Dates contribute even more to the communication and agreement value of an objective.

  • A pharmaceutical company preparing to manufacture a new kind of longitudinally compressed tablet really needs to know when the unique new manufacturing press will be able to produce at the needed rate and quality.
  • The date influences the value, with early delivery in business commonly worth more than late.
  • Consistently timely delivery has a value of its own.
  • A manufacturer that can rely on a supplier to provide the right number of components at the right time invests less in inventory, and that has financial value.

Dates on objectives influence their achievability, particularly when multiple objectives are considered simultaneously.

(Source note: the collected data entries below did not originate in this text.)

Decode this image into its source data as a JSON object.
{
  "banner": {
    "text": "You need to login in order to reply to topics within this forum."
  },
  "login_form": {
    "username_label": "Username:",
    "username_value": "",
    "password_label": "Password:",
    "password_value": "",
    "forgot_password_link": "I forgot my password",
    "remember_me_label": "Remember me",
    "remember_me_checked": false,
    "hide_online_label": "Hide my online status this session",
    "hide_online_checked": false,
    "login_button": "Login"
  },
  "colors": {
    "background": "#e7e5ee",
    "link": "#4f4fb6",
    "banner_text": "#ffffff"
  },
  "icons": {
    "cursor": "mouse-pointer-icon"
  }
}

  • For both an organization and an individual, multiple objectives might be individually achievable but not when considered together.
  • A young company may not be able to develop several products concurrently, even though it could develop any of them individually.
  • A software project manager may be able to deliver the specified functionality or reduce the defects within the schedule, but not both.
  • Clarifying such choices is an important benefit of specific, written, time-stamped objectives. We may achieve not just a little less by setting our objectives too high, but we may fail at several or all of our objectives.